True, children are free to be irresponsible because their parents take care of their needs. Their parents also control where and how they live, what they eat, what they wear, when they go to bed, and whether they get to spend eight hours a day playing video games.
It is dangerously shortsighted to define "freedom" as the right to do whatever we want, whenever we want, and to let someone else be responsible for cleaning up the mess or paying the bills. That may feel like freedom in the short term, but it is the exact opposite of independence. Insisting on such illusory freedom is claiming the "right" to be taken care of like a child—which is a certain route to losing freedom altogether.
Being independent, on the other hand, is defined by Merriam Webster as "not subject to control by others: self-governing." Independence is the right to accept responsibility for ourselves and interact with those around us with the mutual respect of equals.
This year I spent the Fourth of July in Lincoln, Nebraska, where unrestricted fireworks were allowed. On the evenings of both July 3rd and July 4th, the whole town was lit up with amateur fireworks displays. Street corners were riotous with sparklers, bottle rockets, mortar shells, flaming hot air balloons, and the odd exploding watermelon. It was freedom, all right—noisy, dramatic, exciting, beautiful, occasionally obnoxious, and more than a little frightening.

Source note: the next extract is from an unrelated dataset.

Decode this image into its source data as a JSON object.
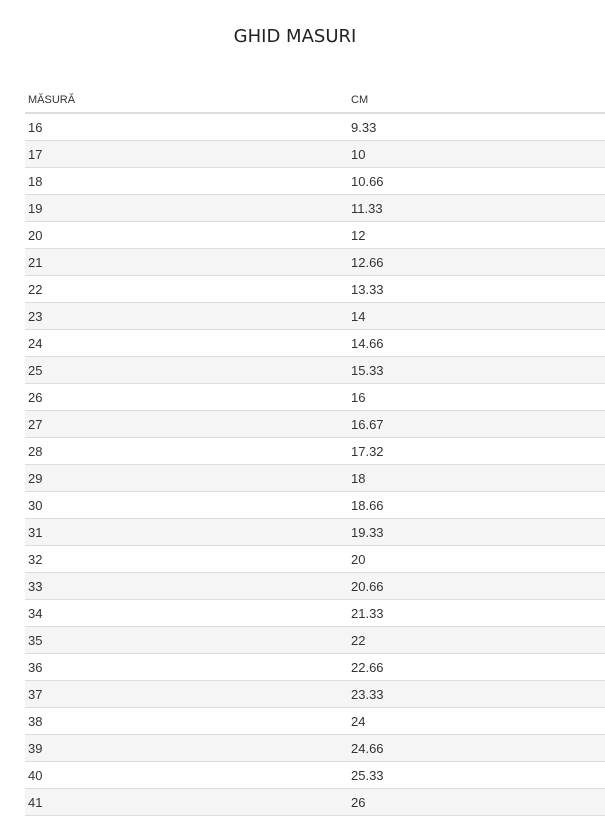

And, of course, messy. The next morning, when I went for a walk, the streets were covered with scorch marks and littered with cardboard, fuses, and other remnants of thousands of fireworks. A few places had been cleaned up, and I saw two men busy with brooms and garbage cans. On many more street corners, though, the celebrators had obviously chosen to "leave the leftovers where they lay."
In front of one house, three little boys aged about six to ten, were out with a broom, a shovel, and a trash can. They were cleaning up their mess with considerably less enthusiasm than they must have shown for shooting off the fireworks the night before. They probably didn't think of themselves as fortunate.
Yet, whether they appreciated it or not, they were being taught an essential lesson. They were learning the difference between childish freedom and grown-up independence. It's an important distinction for each of us to practice as Americans, not just on Independence Day, but every day.